Profile HMMs could be used in place of standard profiles in progressive or iterative alignment methods. The use of profile HMM formalisms may have certain advantages such as replacing SP scoring scheme by profile HMM assumption that sequences are generated independently from a single 'root' probability distribution.
Profile HMMs can also be trained from initially unaligned sequences using Baum-Welch expectation maximization algorithm.
Before tackling the problem of estimating a model and a multiple alignment simultaneously from initially unaligned training sequences, we consider the simpler problem of obtaining a multiple alignment from a known model. To align a sequence to a profile HMM, we find the most probable path through the model which is found by the Viterbi algorithm. Constructing a multiple alignment just requires calculating a Viterbi alignment for each individual sequence. Residues aligned to the same profile HMM match state are aligned in columns. Use fig. 456.
Suppose we align 5 sequences. Then we derive Viterbi optimal path and realign the sequences. A profile HMM inserts insert states [a-z] for unmatched residues and [A-Z] for matched residues. A profile HMM does not modify the alignment. Insert state residues represent parts of the sequences which are atypical, unconserved, and not meaningfully alignable.

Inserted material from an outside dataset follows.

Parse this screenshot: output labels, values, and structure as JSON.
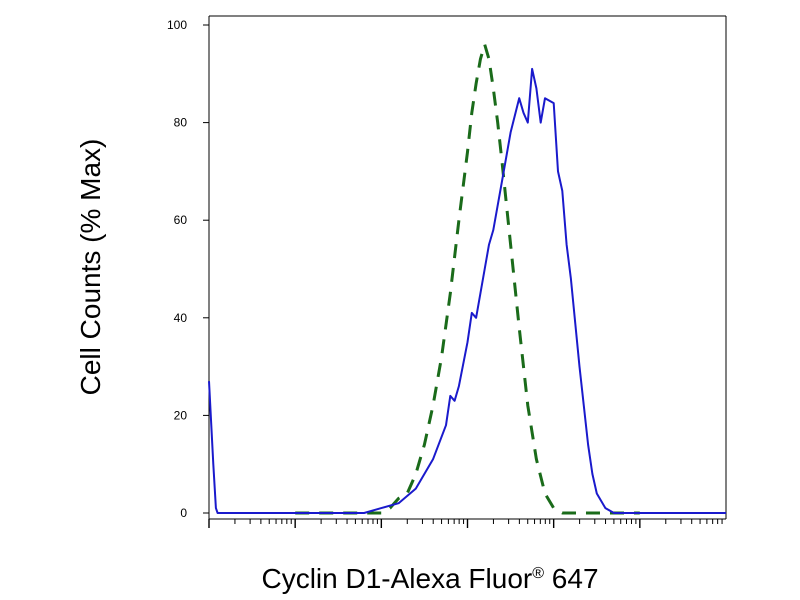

Now we try to estimate a model and multiple alignment from initially unaligned sequences.
Initialization: Choose the length of the profile HMM and initialize parameters.
Training: Estimate the model using Baum-Welch or Viterbi algorithm. It is necessary to use a heuristic method for avoiding local optima.
Multiple Alignment: Align all sequences to the final model using the Viterbi algorithm and build a multiple alignment.
A profile HMM is a repeating linear structure of three states (match, delete, and insert). The only decision that must be made in choosing an initial architecture for Baum-Welch estimation is the length of the model M. M is the number of match states in the profile HMM rather than the total number of states, which is usually set to the average length or training sets or based on prior knowledge.
Since Baum-Welch finds local optima, it is important to choose initial models carefully. The model should be encouraged to use 'sensible' transitions; or instance, transitions into match states should be large compared to other transition probabilities. At the same time, we want to start Baum-Welch from multiple different points to see if all converge to approximately the same optimum, so we want some randomness in the choice of initial model parameters.
Note: This post is a summary of chapter 6.5 of Durbin.